9. What did Véra Nabokov think of Lolita? Are her feelings toward the novel consistent? To your mind, was she happy to see it published?

10. The relationship between Vladimir Nabokov and Edmund Wilson is one of the great vexed literary friendships of our time. Would the friendship have played itself out differently had Véra not been part of the picture?

11. "Generally she held people—herself especially—to the standards of her husband's literature, standards to which few of us, and even fewer publishers, rise," writes Schiff (page 305). Is it your impression that Mrs. Nabokov was reasonable and the world less so, or vice versa?

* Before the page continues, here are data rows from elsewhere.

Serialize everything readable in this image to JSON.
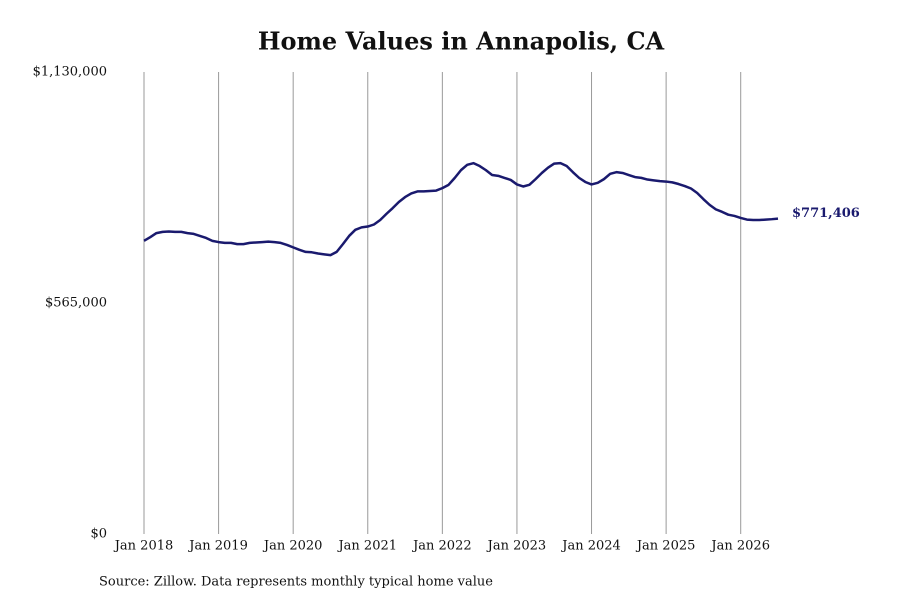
{
  "chart_data": {
    "type": "line",
    "title": "Home Values in Annapolis, CA",
    "source": "Source: Zillow. Data represents monthly typical home value",
    "color": "#1a1a6e",
    "x": [
      "2018-01",
      "2018-02",
      "2018-03",
      "2018-04",
      "2018-05",
      "2018-06",
      "2018-07",
      "2018-08",
      "2018-09",
      "2018-10",
      "2018-11",
      "2018-12",
      "2019-01",
      "2019-02",
      "2019-03",
      "2019-04",
      "2019-05",
      "2019-06",
      "2019-07",
      "2019-08",
      "2019-09",
      "2019-10",
      "2019-11",
      "2019-12",
      "2020-01",
      "2020-02",
      "2020-03",
      "2020-04",
      "2020-05",
      "2020-06",
      "2020-07",
      "2020-08",
      "2020-09",
      "2020-10",
      "2020-11",
      "2020-12",
      "2021-01",
      "2021-02",
      "2021-03",
      "2021-04",
      "2021-05",
      "2021-06",
      "2021-07",
      "2021-08",
      "2021-09",
      "2021-10",
      "2021-11",
      "2021-12",
      "2022-01",
      "2022-02",
      "2022-03",
      "2022-04",
      "2022-05",
      "2022-06",
      "2022-07",
      "2022-08",
      "2022-09",
      "2022-10",
      "2022-11",
      "2022-12",
      "2023-01",
      "2023-02",
      "2023-03",
      "2023-04",
      "2023-05",
      "2023-06",
      "2023-07",
      "2023-08",
      "2023-09",
      "2023-10",
      "2023-11",
      "2023-12",
      "2024-01",
      "2024-02",
      "2024-03",
      "2024-04",
      "2024-05",
      "2024-06",
      "2024-07",
      "2024-08",
      "2024-09",
      "2024-10",
      "2024-11",
      "2024-12",
      "2025-01",
      "2025-02",
      "2025-03",
      "2025-04",
      "2025-05",
      "2025-06",
      "2025-07",
      "2025-08",
      "2025-09",
      "2025-10",
      "2025-11",
      "2025-12",
      "2026-01",
      "2026-02",
      "2026-03",
      "2026-04",
      "2026-05",
      "2026-06",
      "2026-07"
    ],
    "values": [
      717000,
      726000,
      736000,
      739000,
      740000,
      739000,
      739000,
      736000,
      734000,
      729000,
      724000,
      717000,
      714000,
      712000,
      712000,
      709000,
      709000,
      712000,
      713000,
      714000,
      715000,
      714000,
      712000,
      707000,
      701000,
      695000,
      690000,
      689000,
      686000,
      684000,
      682000,
      690000,
      709000,
      729000,
      744000,
      750000,
      752000,
      757000,
      768000,
      783000,
      797000,
      812000,
      824000,
      833000,
      838000,
      838000,
      839000,
      840000,
      846000,
      854000,
      871000,
      890000,
      903000,
      907000,
      900000,
      890000,
      878000,
      876000,
      871000,
      866000,
      855000,
      850000,
      854000,
      868000,
      883000,
      896000,
      906000,
      907000,
      900000,
      885000,
      871000,
      861000,
      855000,
      859000,
      868000,
      881000,
      885000,
      883000,
      878000,
      873000,
      871000,
      867000,
      865000,
      863000,
      862000,
      860000,
      856000,
      851000,
      845000,
      834000,
      819000,
      805000,
      794000,
      788000,
      781000,
      778000,
      773000,
      769000,
      768000,
      768000,
      769000,
      770000,
      771406
    ],
    "value_labels": [
      null,
      null,
      null,
      null,
      null,
      null,
      null,
      null,
      null,
      null,
      null,
      null,
      null,
      null,
      null,
      null,
      null,
      null,
      null,
      null,
      null,
      null,
      null,
      null,
      null,
      null,
      null,
      null,
      null,
      null,
      null,
      null,
      null,
      null,
      null,
      null,
      null,
      null,
      null,
      null,
      null,
      null,
      null,
      null,
      null,
      null,
      null,
      null,
      null,
      null,
      null,
      null,
      null,
      null,
      null,
      null,
      null,
      null,
      null,
      null,
      null,
      null,
      null,
      null,
      null,
      null,
      null,
      null,
      null,
      null,
      null,
      null,
      null,
      null,
      null,
      null,
      null,
      null,
      null,
      null,
      null,
      null,
      null,
      null,
      null,
      null,
      null,
      null,
      null,
      null,
      null,
      null,
      null,
      null,
      null,
      null,
      null,
      null,
      null,
      null,
      null,
      null,
      "$771,406"
    ],
    "xlim": [
      "2018-01",
      "2026-07"
    ],
    "xticks": [
      {
        "value": "2018-01",
        "label": "Jan 2018"
      },
      {
        "value": "2019-01",
        "label": "Jan 2019"
      },
      {
        "value": "2020-01",
        "label": "Jan 2020"
      },
      {
        "value": "2021-01",
        "label": "Jan 2021"
      },
      {
        "value": "2022-01",
        "label": "Jan 2022"
      },
      {
        "value": "2023-01",
        "label": "Jan 2023"
      },
      {
        "value": "2024-01",
        "label": "Jan 2024"
      },
      {
        "value": "2025-01",
        "label": "Jan 2025"
      },
      {
        "value": "2026-01",
        "label": "Jan 2026"
      }
    ],
    "ylim": [
      0,
      1130000
    ],
    "yticks": [
      {
        "value": 0,
        "label": "$0"
      },
      {
        "value": 565000,
        "label": "$565,000"
      },
      {
        "value": 1130000,
        "label": "$1,130,000"
      }
    ],
    "grid": "x"
  }
}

12. Why do you think the author included the 1961 interlude with Filippa Rolf, the Swedish poet? When do you first become aware of her in the biography?

13. Can you explain the force of Véra Nabokov's disdain for Pasternak's Dr. Zhivago (pages 242-3)? Are you sympathetic with her sentiments?

14. What kind of childhood would you say Dmitri Nabokov had? On page 209, his mother sends him instructions for the Lermontov translation his parents secure for him, assuring him that he can count on assistance at their end. What do you make of his having been groomed as family translator?

15. Where is Véra Nabokov reflected in her husband's work? And what does her life tell you about the creative process, and about the climate in which an artist creates?

16. What do you make of Nabokov's insistence on having his wife at his side at all times? Why did he want her there for interviews?

17. Schiff has chosen an old Russian proverb ("He likes like an eyewitness") as her epigraph to the last chapter. What is this quotation meant to signal to the reader?

18. By today's standards Véra Nabokov was hardly a woman of great accomplishments. Nor did she grow up in a household in which women played visible professional roles. Do you think of her as having had a career? Or is she something of a disappointment, from a feminist point of view?

19. What do you learn about Nabokov the man from reading about his wife? Has your opinion of him changed?

20. Are you aware as you read of an overall shape of Véra Nabokov's life, and of recurrent or overall themes in that life? Do you think all lives have themes?